Mit dem Tuch ging ich über meinen Tisch und meinen Nachtisch. Dazu hob ich die ganze dreckige Wäsche auf, legte sie in dem Wäschekorb und die saubere die auf meinen Stuhl lag, packte ich in den Schrank.
Ich wusste nicht genau warum ich aufräumte, aber irgendwie hatte ich diesen Drang dies zu machen. Als ich dann zurück aus dem Bad kam, wo ich dass nasse Tuch in den Korb gepackt hatte, sah ich schon direkt den Unterschied. Nicht nur roch es besser sondern sah es auch gemütlicher aus. Ich zündete ein Räucherstäbchen an, welches ich vor Monaten in einem indischen Laden gekauft hatte und genoss den aufsteigendes Geruch.
Zufrieden mit meiner Arbeit legte ich mich wieder ins Bett und überflog nochmal die Nachrichten aus dem Klassenchat. Die Hälfte des Chats bestand aus dem Austausch mit Hausaufgaben und die andere Hälfte mit irgendwelchen unnötigen Diskussionen. Dann ging ich auf andere Chats und bemerkte, dass Leah nur geschrieben hatte.
Ruf mich an wenn du Zeit hast!
23:54 Uhr
Es war bereits schon 01:13 Uhr weswegen ich mich dazu entschloss mit ihr einfach morgen zu sprechen. Was wohl so wichtig war, dass ich sie anrufen sollte.

Ich schaltete das Licht in meinem Zimmer aus und lag eine lange Zeit lang einfach nur da. Ich starrte meine Sterne und Planeten an, wobei mein Blick immer wieder zu dem einen bestimmten strahlenden Punkt wanderte. Zur meiner Großmutter.

,,Wenn du wüsstest wie ich dich vermisse" flüsterte ich wie zu mir selbst.
Ich vermisste auch meine Mutter. Seid Großmutters Tod, hatte sie sich komplett verändert. Sie interessiert sich nicht mehr für Clara und mich und scheint die ganze Zeit mit dem Gedanken nicht an der Sache zu sein. Ich vermisste sie so unfassbar sehr.
Ich hatte zwei mir wichtige Personen auf einmal verloren.
Meine Mutter is mir so fremd geworden, ich erkannte sie kaum wieder. Einmal war sie mit den Gedanken komplett wo anders, dann war sie entweder wütend oder genervt, und manchmal da erkennt man noch ihr altes 'ich'. Dies geschah jedoch, meiner Meinung nach, viel zu selten.

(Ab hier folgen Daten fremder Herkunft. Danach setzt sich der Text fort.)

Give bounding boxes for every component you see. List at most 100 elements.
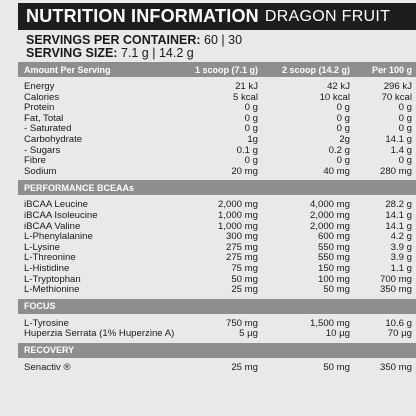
row-label: L-Threonine [24, 252, 76, 264]
table-row: L-Lysine 275 mg 550 mg 3.9 g [18, 241, 416, 254]
row-per-100g: 1.1 g [390, 262, 412, 274]
serving-size: SERVING SIZE: 7.1 g | 14.2 g [26, 46, 194, 60]
row-1-scoop: 0 g [244, 112, 258, 124]
row-label: - Sugars [24, 144, 61, 156]
row-2-scoop: 0 g [336, 123, 350, 135]
row-per-100g: 14.1 g [385, 209, 412, 221]
header-1-scoop: 1 scoop (7.1 g) [194, 64, 258, 75]
table-row: L-Tyrosine 750 mg 1,500 mg 10.6 g [18, 317, 416, 330]
row-per-100g: 70 µg [387, 328, 412, 340]
row-2-scoop: 10 µg [325, 328, 350, 340]
section-header: RECOVERY [18, 342, 416, 358]
row-label: L-Methionine [24, 284, 80, 296]
row-2-scoop: 150 mg [318, 262, 350, 274]
row-2-scoop: 0 g [336, 112, 350, 124]
header-per-100g: Per 100 g [371, 64, 412, 75]
servings-per-container: SERVINGS PER CONTAINER: 60 | 30 [26, 33, 242, 47]
row-label: Fibre [24, 155, 46, 167]
section-header: PERFORMANCE BCEAAs [18, 180, 416, 196]
row-label: Carbohydrate [24, 133, 83, 145]
table-row: L-Methionine 25 mg 50 mg 350 mg [18, 284, 416, 296]
row-2-scoop: 50 mg [323, 284, 350, 296]
serving-size-label: SERVING SIZE: [26, 46, 118, 60]
table-row: iBCAA Leucine 2,000 mg 4,000 mg 28.2 g [18, 200, 416, 211]
row-2-scoop: 10 kcal [319, 91, 350, 103]
title-flavour: DRAGON FRUIT [264, 7, 391, 25]
section-block: L-Tyrosine 750 mg 1,500 mg 10.6 g Huperzia S… [18, 314, 416, 343]
row-per-100g: 296 kJ [383, 81, 412, 92]
row-1-scoop: 21 kJ [235, 81, 258, 92]
row-2-scoop: 550 mg [318, 241, 350, 253]
row-2-scoop: 0 g [336, 102, 350, 114]
section-block: Senactiv ® 25 mg 50 mg 350 mg [18, 358, 416, 377]
table-row: iBCAA Valine 1,000 mg 2,000 mg 14.1 g [18, 220, 416, 233]
row-label: Huperzia Serrata (1% Huperzine A) [24, 328, 175, 340]
row-2-scoop: 550 mg [318, 252, 350, 264]
row-1-scoop: 750 mg [226, 317, 258, 329]
row-1-scoop: 25 mg [231, 284, 258, 296]
row-1-scoop: 0 g [244, 155, 258, 167]
row-1-scoop: 275 mg [226, 252, 258, 264]
row-2-scoop: 2,000 mg [309, 220, 350, 232]
row-per-100g: 4.2 g [390, 231, 412, 243]
row-label: iBCAA Leucine [24, 199, 88, 211]
table-row: Huperzia Serrata (1% Huperzine A) 5 µg 10 … [18, 329, 416, 340]
row-1-scoop: 5 kcal [232, 91, 258, 103]
servings-per-container-label: SERVINGS PER CONTAINER: [26, 33, 201, 47]
row-label: L-Lysine [24, 241, 60, 253]
row-2-scoop: 0 g [336, 155, 350, 167]
section-header: FOCUS [18, 298, 416, 314]
table-row: Fibre 0 g 0 g 0 g [18, 156, 416, 167]
table-header: Amount Per Serving 1 scoop (7.1 g) 2 sco… [18, 62, 416, 77]
row-1-scoop: 20 mg [231, 165, 258, 177]
row-per-100g: 0 g [398, 123, 412, 135]
table-row: L-Tryptophan 50 mg 100 mg 700 mg [18, 273, 416, 286]
row-per-100g: 350 mg [380, 284, 412, 296]
row-1-scoop: 2,000 mg [217, 199, 258, 211]
row-1-scoop: 275 mg [226, 241, 258, 253]
table-row: - Saturated 0 g 0 g 0 g [18, 124, 416, 135]
header-amount: Amount Per Serving [24, 64, 111, 75]
title-banner: NUTRITION INFORMATION DRAGON FRUIT [0, 0, 416, 30]
servings-per-container-value: 60 | 30 [204, 33, 243, 47]
nutrition-block: Energy 21 kJ 42 kJ 296 kJ Calories 5 kcal 10 k… [18, 77, 416, 180]
row-2-scoop: 40 mg [323, 165, 350, 177]
row-2-scoop: 600 mg [318, 231, 350, 243]
row-1-scoop: 1,000 mg [217, 220, 258, 232]
row-label: iBCAA Isoleucine [24, 209, 98, 221]
row-2-scoop: 0.2 g [328, 144, 350, 156]
row-2-scoop: 50 mg [323, 361, 350, 373]
row-per-100g: 3.9 g [390, 241, 412, 253]
row-per-100g: 350 mg [380, 361, 412, 373]
row-1-scoop: 0.1 g [236, 144, 258, 156]
row-1-scoop: 0 g [244, 102, 258, 114]
row-per-100g: 14.1 g [385, 133, 412, 145]
row-1-scoop: 300 mg [226, 231, 258, 243]
row-1-scoop: 1g [247, 133, 258, 145]
row-per-100g: 14.1 g [385, 220, 412, 232]
row-label: Energy [24, 81, 55, 92]
row-label: L-Tryptophan [24, 273, 81, 285]
row-per-100g: 700 mg [380, 273, 412, 285]
row-label: Sodium [24, 165, 57, 177]
table-row: L-Threonine 275 mg 550 mg 3.9 g [18, 253, 416, 264]
row-2-scoop: 4,000 mg [309, 199, 350, 211]
row-1-scoop: 0 g [244, 123, 258, 135]
header-2-scoop: 2 scoop (14.2 g) [281, 64, 350, 75]
title-main: NUTRITION INFORMATION [26, 6, 259, 26]
table-row: iBCAA Isoleucine 1,000 mg 2,000 mg 14.1 g [18, 209, 416, 222]
table-row: Protein 0 g 0 g 0 g [18, 103, 416, 114]
row-label: iBCAA Valine [24, 220, 81, 232]
row-per-100g: 10.6 g [385, 317, 412, 329]
row-per-100g: 280 mg [380, 165, 412, 177]
nutrition-table: Amount Per Serving 1 scoop (7.1 g) 2 sco… [18, 62, 416, 376]
row-label: L-Tyrosine [24, 317, 69, 329]
row-label: L-Phenylalanine [24, 231, 93, 243]
row-2-scoop: 1,500 mg [309, 317, 350, 329]
serving-size-value: 7.1 g | 14.2 g [120, 46, 194, 60]
row-1-scoop: 50 mg [231, 273, 258, 285]
row-1-scoop: 25 mg [231, 361, 258, 373]
row-label: Protein [24, 102, 55, 114]
title-bar: NUTRITION INFORMATION DRAGON FRUIT [18, 3, 416, 30]
section-block: iBCAA Leucine 2,000 mg 4,000 mg 28.2 g iBCAA… [18, 195, 416, 298]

Ich hatte eigentlich nur noch Clara. Mein kleines Schwesterchen. Und selbst sie habe ich im Stich gelassen. Meine Freunde machten sich die ganze Zeit sorgen um mich. Ich wollt nicht, dass sie sich sorgen machen. Es machte mich fertig.

Ich war ein schrecklicher Mensch. Alles was ich tat schadete jemanden.
Lohnt es sich dann überhaupt da zu sein, wenn man seiner Umgebung nur schadet?